Неожиданно слетели все листья. Неожиданно весь дом оказался засран. Неожиданно я оказалась где-то между девичеством и старостью - и не знала, вешаться, рыдать или просто жить дальше – сколько дадут. Что-то менялось, что-то происходило. Я вернулась к подростковым привычкам. Начала слушать рок. Потихоньку бегала курить в ночи. Пять минут медитации – время спалить сигарету. Я сидела перед своим домом, в своем саду, на своей скамейке – тридцатишестилетняя идиотка -  и прикрывала папиросу рукой, как запуганный подросток – еще дети увидят. Унюхают, почувствуют. Я пила по ночам – боги, пила! Не много, но для меня – долготерпящей жены многолетнего алкоголика это было немыслимо и непотребно. Жизнь катилась под откос, - легкая как перекати-поле, тяжелая как осенняя ночь, а мне было все равно – я распушала крылья в ожидании полета вниз. Ну не лбом же об землю – пока еще не скованную костлявой лапой многомесячного мороза, душистую, мягкую, покрытую ворохом кленовых листьев со смолистым терпким запахом, от которого наворачивались слезы. Хватит уже. Набились уже башкой – слава богам, еще рог на этом месте не вырос. Я изживала себя. Свою душу, свой покой. Назад не поворотишь – за все в этом мире надо расплачиваться.
 
Все казарки уже улетели на юг. Дети начали ходить в школу в куртках и шапках. Я, вечная мерзлячка, щеголяла в косухе и тонких «мартенсах». Мне было не холодно – или было холодно постоянно – но не снаружи. После часа ночи всегда знобит. После трех – уже не понимаешь, где ты, кто ты – теряешь точку опоры, теряешь саму себя. После четырех – тебя уже нет. И становится фиолетово, что уже не трясет – колотит, что постель – стылая, а жизнь -  проходит. Тут зима всегда рядом – я иду босиком по паркету – мне уже все равно. За кухонным окном бьётся на ветру сладкий багрянник – уже порядком облетевший, каждое утром оставляющий на искривившейся скамейке несколько побуревших, нестерпимо пахнущих карамелью медальонов-листьев.
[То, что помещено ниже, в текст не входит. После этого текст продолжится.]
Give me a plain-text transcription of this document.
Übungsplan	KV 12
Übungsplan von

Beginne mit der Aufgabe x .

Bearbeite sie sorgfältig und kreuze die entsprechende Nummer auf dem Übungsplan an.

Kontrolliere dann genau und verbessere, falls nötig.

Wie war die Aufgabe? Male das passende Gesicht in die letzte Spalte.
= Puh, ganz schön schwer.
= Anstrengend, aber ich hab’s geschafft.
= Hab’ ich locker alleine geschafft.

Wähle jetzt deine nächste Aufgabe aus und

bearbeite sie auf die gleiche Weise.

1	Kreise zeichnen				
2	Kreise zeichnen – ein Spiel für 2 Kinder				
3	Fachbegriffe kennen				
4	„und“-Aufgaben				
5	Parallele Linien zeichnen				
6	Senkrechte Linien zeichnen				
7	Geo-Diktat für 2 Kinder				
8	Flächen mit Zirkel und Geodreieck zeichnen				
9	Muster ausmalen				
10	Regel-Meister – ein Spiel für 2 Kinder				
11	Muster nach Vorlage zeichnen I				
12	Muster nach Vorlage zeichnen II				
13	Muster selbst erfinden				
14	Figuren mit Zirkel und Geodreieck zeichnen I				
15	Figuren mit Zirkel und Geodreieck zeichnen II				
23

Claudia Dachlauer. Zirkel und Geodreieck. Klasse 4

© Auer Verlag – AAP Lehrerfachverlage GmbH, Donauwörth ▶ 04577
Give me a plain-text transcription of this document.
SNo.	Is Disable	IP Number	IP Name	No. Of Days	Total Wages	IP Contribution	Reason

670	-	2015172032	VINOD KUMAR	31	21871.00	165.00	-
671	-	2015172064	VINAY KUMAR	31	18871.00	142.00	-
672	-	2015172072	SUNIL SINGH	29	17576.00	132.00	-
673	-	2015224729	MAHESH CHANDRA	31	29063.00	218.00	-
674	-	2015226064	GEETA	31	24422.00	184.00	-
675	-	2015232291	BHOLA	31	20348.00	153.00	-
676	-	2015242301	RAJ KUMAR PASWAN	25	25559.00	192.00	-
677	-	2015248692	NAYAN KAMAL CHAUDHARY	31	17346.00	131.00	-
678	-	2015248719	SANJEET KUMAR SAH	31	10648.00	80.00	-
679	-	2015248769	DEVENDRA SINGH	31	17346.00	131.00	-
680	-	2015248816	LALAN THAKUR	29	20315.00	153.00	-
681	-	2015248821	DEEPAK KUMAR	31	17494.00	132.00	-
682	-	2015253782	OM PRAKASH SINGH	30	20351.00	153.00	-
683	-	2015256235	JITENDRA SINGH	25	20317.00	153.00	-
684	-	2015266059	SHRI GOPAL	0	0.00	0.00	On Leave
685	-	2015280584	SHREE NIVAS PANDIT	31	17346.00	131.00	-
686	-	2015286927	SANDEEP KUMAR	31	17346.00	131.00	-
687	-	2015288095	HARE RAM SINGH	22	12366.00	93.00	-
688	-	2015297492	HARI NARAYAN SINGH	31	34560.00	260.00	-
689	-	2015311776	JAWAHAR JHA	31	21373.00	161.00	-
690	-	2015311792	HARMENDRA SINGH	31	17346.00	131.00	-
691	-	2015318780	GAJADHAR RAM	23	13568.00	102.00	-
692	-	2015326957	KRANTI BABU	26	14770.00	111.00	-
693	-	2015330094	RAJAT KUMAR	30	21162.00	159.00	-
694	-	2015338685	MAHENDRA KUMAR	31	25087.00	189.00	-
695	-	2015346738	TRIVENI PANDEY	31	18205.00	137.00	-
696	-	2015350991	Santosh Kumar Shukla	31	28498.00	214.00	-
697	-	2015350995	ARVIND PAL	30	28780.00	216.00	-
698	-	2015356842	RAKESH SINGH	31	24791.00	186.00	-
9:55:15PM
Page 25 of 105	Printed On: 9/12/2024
На кухонном  столе мертвенным синим цветом манит к себе редких выживших жучков гирлянда, старательно запихнутая мной в бутылку из-под брусничного вина. Пора спать. Только успеешь заснуть,- как топор, без мыслей, без сновидений – когда они начнут касаться моего лба -  как раз будет время вставать. Здравствуй, мать, пришел новый день!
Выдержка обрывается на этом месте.